Elkins Kalt Weintraub Reuben
In this light, says Insel, the potential cost of litigation alone may be enough to make some advisors think twice about leaving, if leaving with their books of business more or less intact is a goal.
The Protocol was founded in 2004 by three of the five biggest retail brokerages to trim legal costs associated with brokerage-to-brokerage advisor moves.
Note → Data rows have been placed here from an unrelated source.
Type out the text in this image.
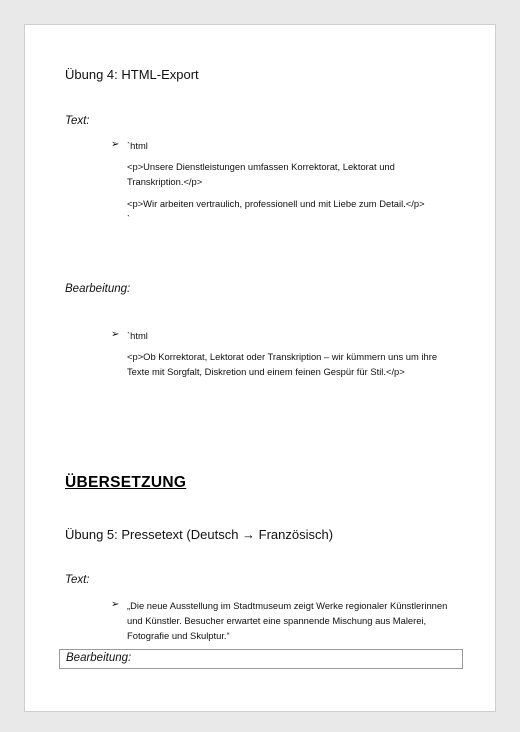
Übung 4: HTML-Export
Text:
➢ `html
<p>Unsere Dienstleistungen umfassen Korrektorat, Lektorat und
Transkription.</p>
<p>Wir arbeiten vertraulich, professionell und mit Liebe zum Detail.</p>
`
Bearbeitung:
➢ `html
<p>Ob Korrektorat, Lektorat oder Transkription – wir kümmern uns um ihre
Texte mit Sorgfalt, Diskretion und einem feinen Gespür für Stil.</p>
ÜBERSETZUNG
Übung 5: Pressetext (Deutsch → Französisch)
Text:
➢ „Die neue Ausstellung im Stadtmuseum zeigt Werke regionaler Künstlerinnen
und Künstler. Besucher erwartet eine spannende Mischung aus Malerei,
Fotografie und Skulptur.“
Bearbeitung:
Now, with over 1,400 signatory firms, it remains the recruiting standard not just for inter-brokerage traffic but also for movement between brokerages and independent RIAs.
But since then, and especially since the recession, recruiting trends have changed in favor of small firms — prompting erstwhile Protocol stalwarts like Morgan Stanley, UBS and Citibank to ditch the standard last year, and take harder lines on departees.
“When the competition was mainly among major firms, the protocol made more sense,” Insel explains. “But with the ever-growing emergence of breakaway brokers to independent firms — their own newly-formed firms or others that provide more independence — major firms have come to see the Protocol” more as a blunt weapon that gets used against them than as a time- and money-saving recruitment tool.
For this reason, advisor headhunter Danny Sarch is struck by one firm’s role in the Georgia case.
“Am I the only one to see the irony that it’s Morgan Stanley – the first to leave the Protocol, the most litigious firm in the land – that lost this case?” asks Sarch, who runs the Leitner Sarch Consultants in White Plains, N.Y.
Though garden leaves have long been in play for private banks and trust companies (where practitioners aren’t, and never have been, seen to own their client relationships), the Georgia ruling paves the way to Protocol-leavers such as UBS and Morgan Stanley “adding garden-leave provisions to their employment agreements as a further deterrent to leaving.”
The rub for such firms: adding a garden-leave clause now may eventually come in for dispute as an example of “changing the rules of the game on employees who have been there for years,” Sarch tells FA-IQ.
Further, Sarch wonders what will happen to this hard-line policy when — as he thinks likely — “a client sues a brokerage firm for not being allowed to talk with his or her trusted advisor?”
For advisor recruiter Barbara Herman, the Georgia ruling combined with big-name departures from the Protocol is “a harsh reminder advisors need to pay attention to what’s in their employment agreements.”
In the past, adds Herman, who works at Diamond Consultants in New York, most FAs “paid little attention to the language in these agreements, including bonus awards,” because they assumed “the Protocol would be there to negate any restrictions.”
Morgan Stanley and Aprio declined to comment on the decision or its possible implications.